Jessica Scott Kerrin'in imzasını taşıyan Bu Defteri Kimse Okumasın, “Ateş ve Buz Ülkesi” olarak anılan İzlanda'nın vahşi ama bir o kadar da büyüleyici atmosferinde geçen derinlikli bir kendini arayış romanı.
Usta bir şairin dizelerinden ve yaşamından esinle dokunaklı bir dede-torun hikâyesi anlatan kitap, kayıp ve yas gibi, çocukların dünyasını sarsabilecek hassas konulara eğiliyor.
Kimi ebeveynlerin takıntı hâline dönüştürdüğü “mükemmellik” algısını usulca eleştiren yazar; başarıya ve devamlı övülmeye alışan çocukların yüzleşmek zorunda kalabilecekleri olası hayal kırıklıklarını duyarlılıkla yansıtıyor.
Bu kitabın sayfalarının arasında; bir çatı dolusu yarasa, patlayan volkanlar, açık hava kaplıcaları, bitimsiz kırlarda gezinen koyunlar, bir bavul dolusu çorap, dumanı üstünde tüten güveçler, şaşaalı bir madalya ve ataları Vikinglere dayanan bir dolu iyi insan var.
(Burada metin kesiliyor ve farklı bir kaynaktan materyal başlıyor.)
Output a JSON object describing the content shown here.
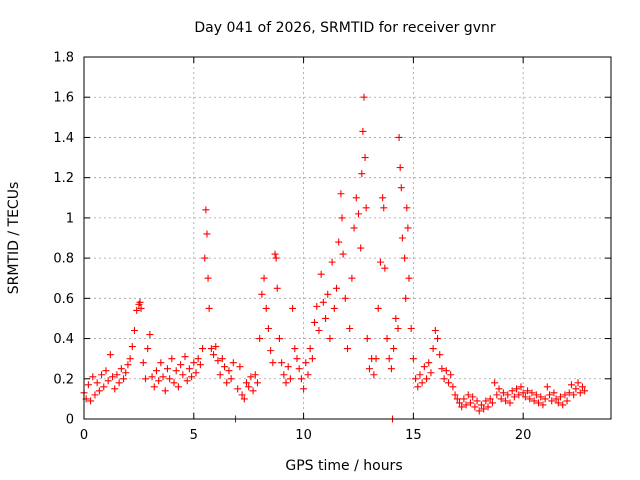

Ama belki de en önemlisi, geçmiş güzel anılarını hiç unut(a)mayan bir dede ile torunu var...
Owen, ailesinin deyimiyle “mükemmel” bir çocuk. Derslerinde çok başarılı, harika fotoğraflar çekiyor ve hatta şiir bile yazıyor! Derken bir gün, hırsına yenilerek kendisinden hiç beklenmeyecek bir hata yapıyor. Başlangıçta kimselerin fark etmediği bu hata, son günlerde unutkanlığı artan büyükbabasının düştüğü bir yanılgıyla büyüyor, büyüyor ve genç adamın omuzlarına yük oluyor. Bir yanda pişmanlık, diğer yanda işlerin kontrolden çıkması derken Owen çözümü İzlanda'ya gitmekte buluyor. Lakin planları hiç de umduğu gibi ilerlemiyor. Büyükbabası Neville'ın daha uçağa binmeden sergilediği tuhaf davranışlar, seyahatlerinin seyrini bambaşka bir istikamete çeviriyor ve macera başlıyor!
Gizemini sonuna kadar korumayı başaran Bu Defteri Kimse Okumasın, geçmişin gölgelerinden sıyrılmaya çalışan bir dede ile torununun, kendilerini bulmak için çıktıkları şiir tadında bir yolculuğa ortak ediyor okurları.
İzlanda'nın doğal güzelliklerini enfes betimlemeler eşliğinde gözlerimizde canlandıran bu çok katmanlı roman, genç okurları Owen'ın izinden giderek şiire, fotoğrafçılığa ya da arşivciliğe merak sarmaları için heveslendiriyor.